An Expat Talks about What is Was Like Having a Baby in Brussels, Belgium
What is the name of the city or town that you are reporting on?
How recently did you give birth in the country that you are reporting on?
Describe your experience giving birth there. What type of facility did you go to? What (if any) type of pain management did you use? How long did you stay in the hospital? Was it a positive experience? Etc...
Overall it was pleasant. I used an mostly expat hospital as I am a native English speaker, mostly for convenience to my home. (Edith Cavell)The doctor was not as open / offering as normally what I am used to: I always felt that she was not telling me any details unless I probed heavily. I think that this was partially a cultural thing, as she stated that the baby is the primary concern, but it made me a little on edge the entire time. Overall, the pain management was good and my delivery was seamless, and I had an epidural also. The hospital stay was 5 days and absolute heaven. They will insist on emphasizing breastfeeding exclusively and will support you in this endeavor unless you specifically have a reason against it.
How did you choose your doctor, midwife or other type of medical professional?
I called the Brussels Childbirth Trust for a list of English speaking doctors by hospital location. The BCT is a group that assists English speakers in locating resources, and they also teach pre-birth classes and a variety of classes that were invaluable.
Another way to find doctor recommendations is to call your local embassy as they normally keep a listing, especially if you are not a fluent French or Flemish speaker.
If you were to have another child in this country, would you do anything differently in terms of preparation and/or the delivery?
Belgium is very kid friendly and you will have resources available just by asking anyone for advice, if you do this politely.
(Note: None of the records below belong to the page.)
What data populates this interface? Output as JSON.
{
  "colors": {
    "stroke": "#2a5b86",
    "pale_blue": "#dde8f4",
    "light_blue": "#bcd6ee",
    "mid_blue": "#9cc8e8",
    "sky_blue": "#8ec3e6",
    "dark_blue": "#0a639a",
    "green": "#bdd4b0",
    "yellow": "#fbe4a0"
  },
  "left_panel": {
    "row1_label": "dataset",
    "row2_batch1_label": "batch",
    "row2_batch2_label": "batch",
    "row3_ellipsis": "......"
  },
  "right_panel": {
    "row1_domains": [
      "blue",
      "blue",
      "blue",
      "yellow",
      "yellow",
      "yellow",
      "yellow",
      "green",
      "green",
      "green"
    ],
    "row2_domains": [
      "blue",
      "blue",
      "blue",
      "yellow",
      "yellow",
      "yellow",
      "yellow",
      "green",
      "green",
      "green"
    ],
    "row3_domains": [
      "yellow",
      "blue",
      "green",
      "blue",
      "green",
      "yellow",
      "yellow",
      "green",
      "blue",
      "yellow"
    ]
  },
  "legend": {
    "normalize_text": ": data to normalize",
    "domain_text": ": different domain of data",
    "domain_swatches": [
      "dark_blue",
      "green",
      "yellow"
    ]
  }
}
A couple of points: Belgium is extremely expensive for maternity items like clothing and also for baby items. Some people drive to Germany or other countries for better prices on bulk items, especially Aachen Germany, just an hour away.
Store hours: As nothing is open on Sundays and store hours close at 6:30-7 PM in the evening, you really need to stay ahead of your supplies or medicine. It is not convenient at all in this regard. Limited selection: the selection for baby equipment (furniture as an example) is not like other countries, so ask for recommendations and be prepared to do some internet research !
Professional career maternity attire: I went back to my home country (USA) and did my clothing shopping there as there was a much better selection. I really could not find much clothing that was not considered more than nice casual and have loaned out my clothing to co-workers 4 times in 18 months as it is so expensive!
Daycare: It fills up literally 9 months plus in advance so you MUST look and sign up / interview as soon as you are expecting.
If a friend of yours living in the same country were expecting a baby, what advice would you give her?
Upon notification of pregnancy: get started on daycare options.
Take lessons in the language immediately if you do not speak this, if only for your comfort during the process. Also, your daycare mostly will speak only in French or Flemish to your child if you need to use this option.
Be prepared, most appointments are without clothing, which is different from my country!
Make sure the people sending you presents from other countries pay the VAT tax as you will be charged for the value of your "gift". Hours are inconvenient for the many doctors appointments, especially if you have a full time job, talk to your boss early about the need for flexibility.